One of these teams was going to win no matter what. As this game meandered toward the home stretch with Alabama leading by a tenuous 19-13 margin, the first point of importance for the Tide was to simply win a game they had led, 19-0, late in the first half. However, as much as “the bottom line is the bottom line,” there had to be a sense on the Alabama sideline that if an SEC West championship — and everything which can flow from it — was going to be attained, a dose of true excellence needed to come to the forefront. In order to put its stamp on the 2014 season, Alabama needed to not merely avoid losing; the Tide needed to seize this opportunity with both hands and leave a memorable impression on the minds (and eyes) of College Football Playoff voters.
Yes, voters should take the whole of Alabama’s sloppy win into consideration, but in fairness to the Tide, the 12 most important people in college football should also value what Blake Sims did when Alabama’s season hung in the balance on Saturday evening in Tuscaloosa.
So much attention and scrutiny fall upon the shoulders of Lane Kiffin as Alabama’s offensive coordinator. Kiffin’s work against Mississippi State was mixed — not bad (some key passes were dropped, remember), but not great (Mississippi State’s pass defense should have been pushed out of position more often). However, at Alabama, players are supposed to own enough quality to rise above the fray in its most heated moments.

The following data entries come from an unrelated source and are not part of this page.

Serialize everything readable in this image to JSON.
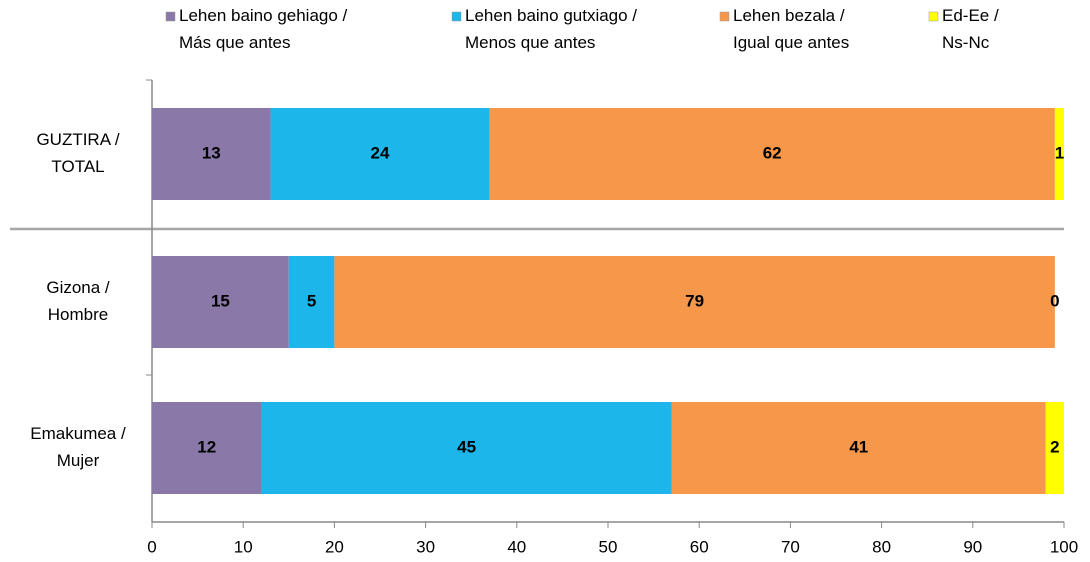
{
  "chart_data": {
    "type": "stacked_barh",
    "categories": [
      "GUZTIRA / TOTAL",
      "Gizona / Hombre",
      "Emakumea / Mujer"
    ],
    "series": [
      {
        "name": "Lehen baino gehiago / Más que antes",
        "color": "#8a78a8",
        "values": [
          13,
          15,
          12
        ]
      },
      {
        "name": "Lehen baino gutxiago / Menos que antes",
        "color": "#1cb6ea",
        "values": [
          24,
          5,
          45
        ]
      },
      {
        "name": "Lehen bezala / Igual que antes",
        "color": "#f7974a",
        "values": [
          62,
          79,
          41
        ]
      },
      {
        "name": "Ed-Ee / Ns-Nc",
        "color": "#ffff00",
        "values": [
          1,
          0,
          2
        ]
      }
    ],
    "xlim": [
      0,
      100
    ],
    "xticks": [
      0,
      10,
      20,
      30,
      40,
      50,
      60,
      70,
      80,
      90,
      100
    ]
  }
}
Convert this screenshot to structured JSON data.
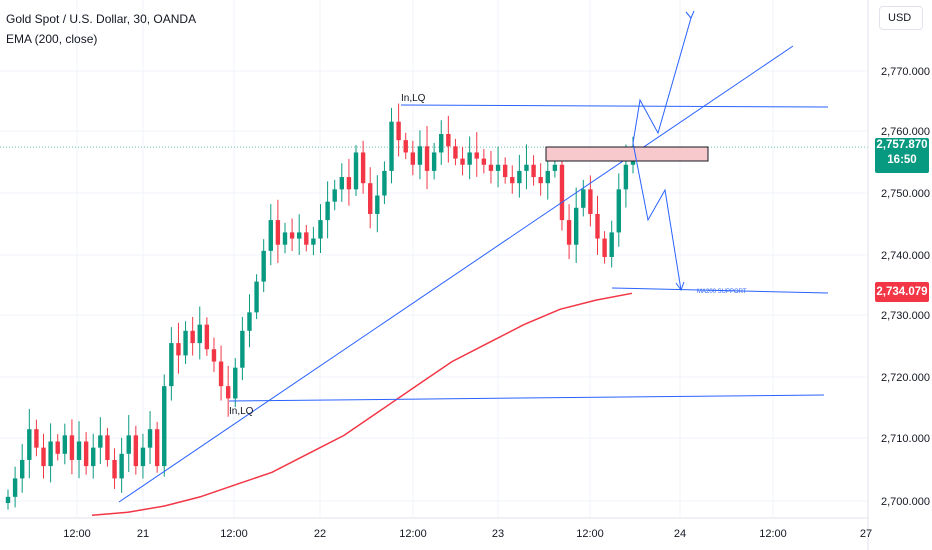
{
  "legend": {
    "symbol_title": "Gold Spot / U.S. Dollar, 30, OANDA",
    "indicator": "EMA (200, close)"
  },
  "currency": "USD",
  "price_axis": {
    "ticks": [
      "2,770.000",
      "2,760.000",
      "2,750.000",
      "2,740.000",
      "2,730.000",
      "2,720.000",
      "2,710.000",
      "2,700.000"
    ]
  },
  "time_axis": {
    "ticks": [
      "12:00",
      "21",
      "12:00",
      "22",
      "12:00",
      "23",
      "12:00",
      "24",
      "12:00",
      "27"
    ]
  },
  "last_price": {
    "value": "2,757.870",
    "countdown": "16:50"
  },
  "ema_badge": {
    "value": "2,734.079"
  },
  "annotations": {
    "top_label": "In,LQ",
    "bottom_label": "In,LQ",
    "support_label": "MA200 SUPPORT"
  },
  "colors": {
    "bull": "#089981",
    "bear": "#f23645",
    "ema": "#f23645",
    "drawing": "#2962ff",
    "zone_fill": "#f8c9cc"
  },
  "chart_data": {
    "type": "candlestick",
    "title": "Gold Spot / U.S. Dollar, 30, OANDA",
    "ylim": [
      2697,
      2781
    ],
    "x_ticks": [
      "12:00",
      "21",
      "12:00",
      "22",
      "12:00",
      "23",
      "12:00",
      "24",
      "12:00",
      "27"
    ],
    "close_path": [
      2701,
      2704,
      2707,
      2712,
      2709,
      2706,
      2710,
      2708,
      2711,
      2707,
      2710,
      2706,
      2709,
      2711,
      2707,
      2704,
      2708,
      2711,
      2706,
      2709,
      2712,
      2706,
      2719,
      2726,
      2724,
      2728,
      2726,
      2729,
      2725,
      2723,
      2719,
      2717,
      2722,
      2728,
      2731,
      2736,
      2741,
      2746,
      2742,
      2744,
      2743,
      2744,
      2742,
      2743,
      2746,
      2749,
      2751,
      2753,
      2751,
      2757,
      2752,
      2747,
      2750,
      2754,
      2762,
      2759,
      2757,
      2755,
      2758,
      2754,
      2757,
      2760,
      2758,
      2756,
      2755,
      2757,
      2756,
      2755,
      2754,
      2755,
      2753,
      2752,
      2754,
      2755,
      2753,
      2752,
      2754,
      2755,
      2746,
      2742,
      2748,
      2751,
      2747,
      2743,
      2740,
      2744,
      2751,
      2755,
      2758
    ],
    "ema_path": [
      2698,
      2698.5,
      2699.5,
      2701,
      2703,
      2705,
      2708,
      2711,
      2715,
      2719,
      2723,
      2726,
      2729,
      2731.5,
      2733,
      2734.1
    ],
    "levels": {
      "last": 2757.87,
      "ema200": 2734.079
    }
  }
}
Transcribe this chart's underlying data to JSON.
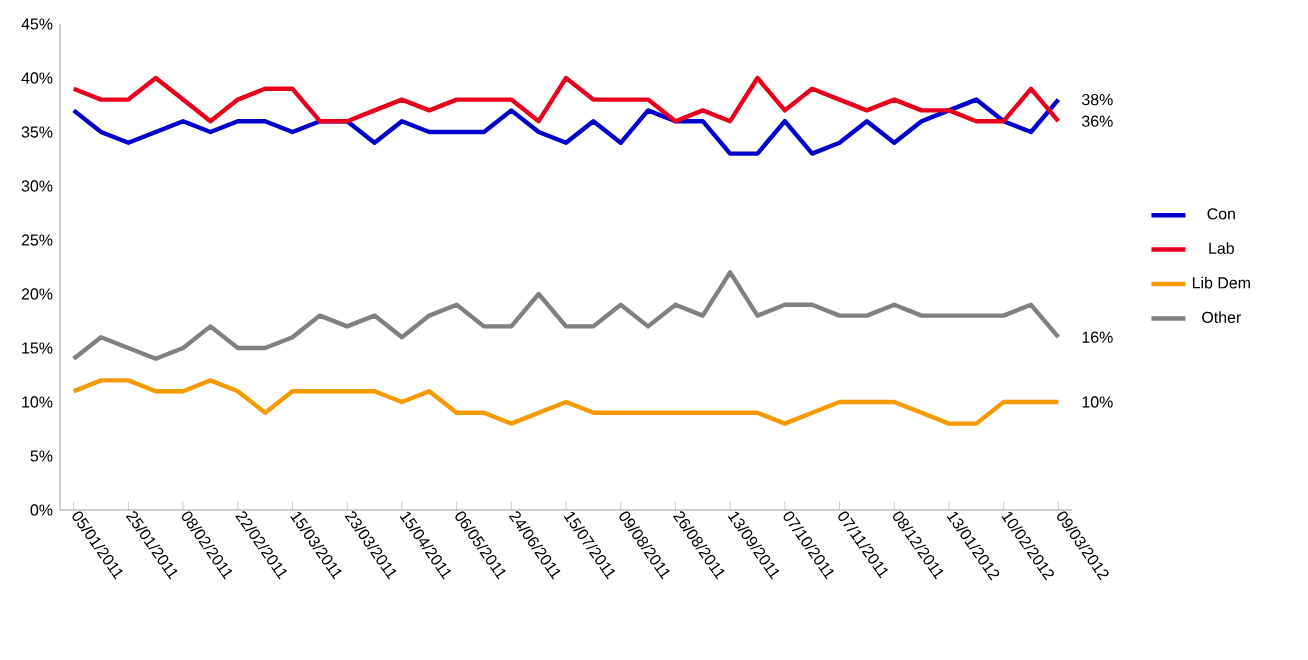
{
  "chart_data": {
    "type": "line",
    "categories": [
      "05/01/2011",
      null,
      "25/01/2011",
      null,
      "08/02/2011",
      null,
      "22/02/2011",
      null,
      "15/03/2011",
      null,
      "23/03/2011",
      null,
      "15/04/2011",
      null,
      "06/05/2011",
      null,
      "24/06/2011",
      null,
      "15/07/2011",
      null,
      "09/08/2011",
      null,
      "26/08/2011",
      null,
      "13/09/2011",
      null,
      "07/10/2011",
      null,
      "07/11/2011",
      null,
      "08/12/2011",
      null,
      "13/01/2012",
      null,
      "10/02/2012",
      null,
      "09/03/2012"
    ],
    "series": [
      {
        "name": "Con",
        "color": "#0000cc",
        "values": [
          37,
          35,
          34,
          35,
          36,
          35,
          36,
          36,
          35,
          36,
          36,
          34,
          36,
          35,
          35,
          35,
          37,
          35,
          34,
          36,
          34,
          37,
          36,
          36,
          33,
          33,
          36,
          33,
          34,
          36,
          34,
          36,
          37,
          38,
          36,
          35,
          38
        ],
        "value_labels": [
          null,
          null,
          null,
          null,
          null,
          null,
          null,
          null,
          null,
          null,
          null,
          null,
          null,
          null,
          null,
          null,
          null,
          null,
          null,
          null,
          null,
          null,
          null,
          null,
          null,
          null,
          null,
          null,
          null,
          null,
          null,
          null,
          null,
          null,
          null,
          null,
          "38%"
        ]
      },
      {
        "name": "Lab",
        "color": "#e8001c",
        "values": [
          39,
          38,
          38,
          40,
          38,
          36,
          38,
          39,
          39,
          36,
          36,
          37,
          38,
          37,
          38,
          38,
          38,
          36,
          40,
          38,
          38,
          38,
          36,
          37,
          36,
          40,
          37,
          39,
          38,
          37,
          38,
          37,
          37,
          36,
          36,
          39,
          36
        ],
        "value_labels": [
          null,
          null,
          null,
          null,
          null,
          null,
          null,
          null,
          null,
          null,
          null,
          null,
          null,
          null,
          null,
          null,
          null,
          null,
          null,
          null,
          null,
          null,
          null,
          null,
          null,
          null,
          null,
          null,
          null,
          null,
          null,
          null,
          null,
          null,
          null,
          null,
          "36%"
        ]
      },
      {
        "name": "Lib Dem",
        "color": "#f59b00",
        "values": [
          11,
          12,
          12,
          11,
          11,
          12,
          11,
          9,
          11,
          11,
          11,
          11,
          10,
          11,
          9,
          9,
          8,
          9,
          10,
          9,
          9,
          9,
          9,
          9,
          9,
          9,
          8,
          9,
          10,
          10,
          10,
          9,
          8,
          8,
          10,
          10,
          10
        ],
        "value_labels": [
          null,
          null,
          null,
          null,
          null,
          null,
          null,
          null,
          null,
          null,
          null,
          null,
          null,
          null,
          null,
          null,
          null,
          null,
          null,
          null,
          null,
          null,
          null,
          null,
          null,
          null,
          null,
          null,
          null,
          null,
          null,
          null,
          null,
          null,
          null,
          null,
          "10%"
        ]
      },
      {
        "name": "Other",
        "color": "#808080",
        "values": [
          14,
          16,
          15,
          14,
          15,
          17,
          15,
          15,
          16,
          18,
          17,
          18,
          16,
          18,
          19,
          17,
          17,
          20,
          17,
          17,
          19,
          17,
          19,
          18,
          22,
          18,
          19,
          19,
          18,
          18,
          19,
          18,
          18,
          18,
          18,
          19,
          16
        ],
        "value_labels": [
          null,
          null,
          null,
          null,
          null,
          null,
          null,
          null,
          null,
          null,
          null,
          null,
          null,
          null,
          null,
          null,
          null,
          null,
          null,
          null,
          null,
          null,
          null,
          null,
          null,
          null,
          null,
          null,
          null,
          null,
          null,
          null,
          null,
          null,
          null,
          null,
          "16%"
        ]
      }
    ],
    "ylim": [
      0,
      45
    ],
    "yticks": [
      {
        "value": 0,
        "label": "0%"
      },
      {
        "value": 5,
        "label": "5%"
      },
      {
        "value": 10,
        "label": "10%"
      },
      {
        "value": 15,
        "label": "15%"
      },
      {
        "value": 20,
        "label": "20%"
      },
      {
        "value": 25,
        "label": "25%"
      },
      {
        "value": 30,
        "label": "30%"
      },
      {
        "value": 35,
        "label": "35%"
      },
      {
        "value": 40,
        "label": "40%"
      },
      {
        "value": 45,
        "label": "45%"
      }
    ],
    "legend": "right",
    "marker": "none",
    "line_style": "solid"
  }
}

Blake Sims had endured a very up-and-down season. Very strong at home, wobbly on the road, but almost always good when his team and coaching staff really needed him to deliver. With Alabama leading by only six points after standing on the precipice of a blowout, all the pressure in the world flowed to the Crimson Tide. Their leader — the man everyone looks to in the huddle — had to show that he could handle the heat once again, much as he did on the final drive of regulation against LSU the week before.
How, pray tell, did Blake Sims meet the moment?
Third and eight at midfield: a 10-yard scramble, delicately weaving through two defenders before turning the corner and getting to the marker before going out of bounds.
Third and 10 at the MSU 40: a balletic display of footloose and fancy footwork along the sideline, beating the Bulldogs’ defense with dexterity and daring.
Those two escapes changed the entire mood of the game and enabled Bryant-Denny Stadium to breathe in the fresh oxygen of confidence again. Sure enough, T.J. Yeldon — Sims’s teammate and the man whose fumble a week ago almost cost the Tide against LSU — gained a second wind on the next few plays. He overpowered MSU’s defense for 29 yards on the next four carries, the final one a seven-yard touchdown run which gave Alabama a 25-13 lead with 8:09 left. Prescott threw one more interception, and for all intents and purposes, the SEC’s last unbeaten team had run out of good fortune.
Alabama now has a clear but difficult playoff path to follow. If Blake Sims, the crunch-time master, can become a more consistently excellent field general, the Tide of this season could turn even more in Nick Saban’s direction.